Once we were finally unpacked in our new apartment, I had the pleasure of reading We Measure the Earth with Our Bodies, the debut novel by Tsering Lama, forthcoming in May 2022. It’s epic and intimate, a love letter to the Tibetan people and culture. And then, because I wanted to read Brandon Taylor’s New York Times review, I read Sally Rooney’s Beautiful World, Where Are You, which made me feel rather old, as all her books do.
Continuing with future titles, Tell Me an Ending by Jo Harkin (March 2022) is a super-smart speculative thriller, full of great ethical dilemmas. Genius Hilary Leichter (author of Temporary) let me read a manuscript of her second novel, Terrace Story. I want to tell you what it’s about, but you’ll just have to take my word for it that it’s wonderful.

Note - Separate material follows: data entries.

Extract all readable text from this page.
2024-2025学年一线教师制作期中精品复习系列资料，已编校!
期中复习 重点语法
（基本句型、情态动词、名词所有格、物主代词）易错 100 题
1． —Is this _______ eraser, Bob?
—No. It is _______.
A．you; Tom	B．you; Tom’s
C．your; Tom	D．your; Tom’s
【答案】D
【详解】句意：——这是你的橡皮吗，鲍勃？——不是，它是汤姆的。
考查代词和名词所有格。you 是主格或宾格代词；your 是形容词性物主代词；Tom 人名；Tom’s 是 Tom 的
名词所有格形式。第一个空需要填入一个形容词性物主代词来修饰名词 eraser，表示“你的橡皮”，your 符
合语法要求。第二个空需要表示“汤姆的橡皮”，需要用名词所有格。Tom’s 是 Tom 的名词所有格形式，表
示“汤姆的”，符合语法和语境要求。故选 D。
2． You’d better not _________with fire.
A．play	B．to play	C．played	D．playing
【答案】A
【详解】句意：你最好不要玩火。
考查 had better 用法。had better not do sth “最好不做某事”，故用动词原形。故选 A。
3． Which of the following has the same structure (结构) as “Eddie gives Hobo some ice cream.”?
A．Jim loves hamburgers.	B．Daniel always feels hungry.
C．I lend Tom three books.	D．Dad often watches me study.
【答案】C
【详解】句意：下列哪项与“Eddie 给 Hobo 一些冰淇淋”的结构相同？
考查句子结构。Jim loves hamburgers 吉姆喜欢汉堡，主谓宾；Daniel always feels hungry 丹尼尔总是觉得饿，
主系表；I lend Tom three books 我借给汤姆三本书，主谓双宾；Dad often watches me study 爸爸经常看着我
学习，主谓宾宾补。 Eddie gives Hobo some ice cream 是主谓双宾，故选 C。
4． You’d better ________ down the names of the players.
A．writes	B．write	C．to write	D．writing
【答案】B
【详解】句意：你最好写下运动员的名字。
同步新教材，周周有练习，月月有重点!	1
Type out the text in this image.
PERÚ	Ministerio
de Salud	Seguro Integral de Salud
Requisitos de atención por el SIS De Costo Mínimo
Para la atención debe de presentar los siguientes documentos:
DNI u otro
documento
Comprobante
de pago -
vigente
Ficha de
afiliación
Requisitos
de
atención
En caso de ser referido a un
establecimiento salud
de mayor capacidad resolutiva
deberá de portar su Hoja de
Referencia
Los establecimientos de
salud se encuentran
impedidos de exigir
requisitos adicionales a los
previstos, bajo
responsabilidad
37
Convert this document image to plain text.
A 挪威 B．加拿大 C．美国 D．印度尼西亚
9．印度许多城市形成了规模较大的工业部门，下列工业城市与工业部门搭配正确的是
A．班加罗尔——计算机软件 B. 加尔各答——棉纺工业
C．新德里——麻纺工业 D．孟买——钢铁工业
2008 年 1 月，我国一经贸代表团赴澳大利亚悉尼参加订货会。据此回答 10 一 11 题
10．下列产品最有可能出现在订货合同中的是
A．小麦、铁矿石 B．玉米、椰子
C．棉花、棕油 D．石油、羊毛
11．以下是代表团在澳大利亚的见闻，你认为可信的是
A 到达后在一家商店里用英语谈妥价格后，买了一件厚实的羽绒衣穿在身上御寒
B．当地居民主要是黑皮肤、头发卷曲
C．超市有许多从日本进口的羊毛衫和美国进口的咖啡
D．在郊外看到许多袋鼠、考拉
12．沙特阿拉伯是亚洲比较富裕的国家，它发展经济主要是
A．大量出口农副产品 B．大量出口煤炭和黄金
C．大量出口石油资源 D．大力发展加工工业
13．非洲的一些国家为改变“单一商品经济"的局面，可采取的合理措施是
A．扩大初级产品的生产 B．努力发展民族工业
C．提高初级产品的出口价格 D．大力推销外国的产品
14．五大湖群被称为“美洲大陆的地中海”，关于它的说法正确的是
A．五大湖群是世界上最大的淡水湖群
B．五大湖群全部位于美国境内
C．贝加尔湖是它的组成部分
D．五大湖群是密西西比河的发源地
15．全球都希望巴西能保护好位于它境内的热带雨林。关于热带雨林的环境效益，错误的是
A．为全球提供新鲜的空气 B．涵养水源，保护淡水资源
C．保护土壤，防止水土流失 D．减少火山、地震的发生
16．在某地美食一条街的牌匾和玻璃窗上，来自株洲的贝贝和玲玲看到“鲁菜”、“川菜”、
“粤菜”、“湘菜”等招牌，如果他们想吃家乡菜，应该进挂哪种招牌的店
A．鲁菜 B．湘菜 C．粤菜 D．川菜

Though James Han Mattson’s Reprieve should be read in one fell swoop, I had to read it in stolen bits of time over two months. I was so impressed by the novel’s scope and structure. It’s a horror novel and social critique. I both admired and studied it as I read.
Little Rabbit by Alyssa Songsiridej (May 2022) is the sexiest novel I’ve ever read, full of insights about art-making and power. I stayed up way past my bedtime finishing the book, then couldn’t fall asleep, then dreamed about the main characters. I don’t devour many books (see above, snail), but I devoured this one.
In November, soon after finishing Kathryn Harlan’s stellar debut collection, Fruiting Bodies (June 2022), which features stories about girlhood at the end of the world, I finally finished Alexander Chee’s How to Write an Autobiographical Novel. I’ve been reading these gorgeous essays one at a time since the summer while trying to learn this daunting new form. The book covers so many phases of Chee’s life that you feel like you’re growing up with him. Like Minor Feelings, I’ll be rereading it forever.
I’m currently halfway through Chantal V. Johnson’s heartbreaking and wickedly funny debut novel, Post-Traumatic, which publishes in April 2022. I was dog-earing favorite pages until I realized I was folding every single one. After this, I hope to resume reading several brilliant 2021 books by friends and comrades that I started but paused due to book deadlines and life.
Besides giving my daughter a galley of my novel, my favorite book-related memory of 2021 was reading her Beverly Cleary’s Ramona the Brave and Ramona Quimby, Age 8 for the first time. As a child, I had a Ramona journal in which I wrote: “I AM RAMONA QUIMBY!” Given how often she requests these books, my daughter seems to feel this affinity too. She likes to flip through the book, pick a page that looks fun, then have me start from there, so we’ve never read either book start to finish. My hope is that there will one day be a children’s series about a mischievous little Chinese-American girl, where the goal is not educating readers about ethnic identity or cultural traditions or why she and her family are different, where she just gets to be a kid and do crazy things and have her story be regarded as timeless and universal. I am forever searching for this book, unsatisfied with what currently exists, because I want my daughter to see herself represented on the page and I want that representation to be as awesome as Ramona. If you have any ideas, do let me know.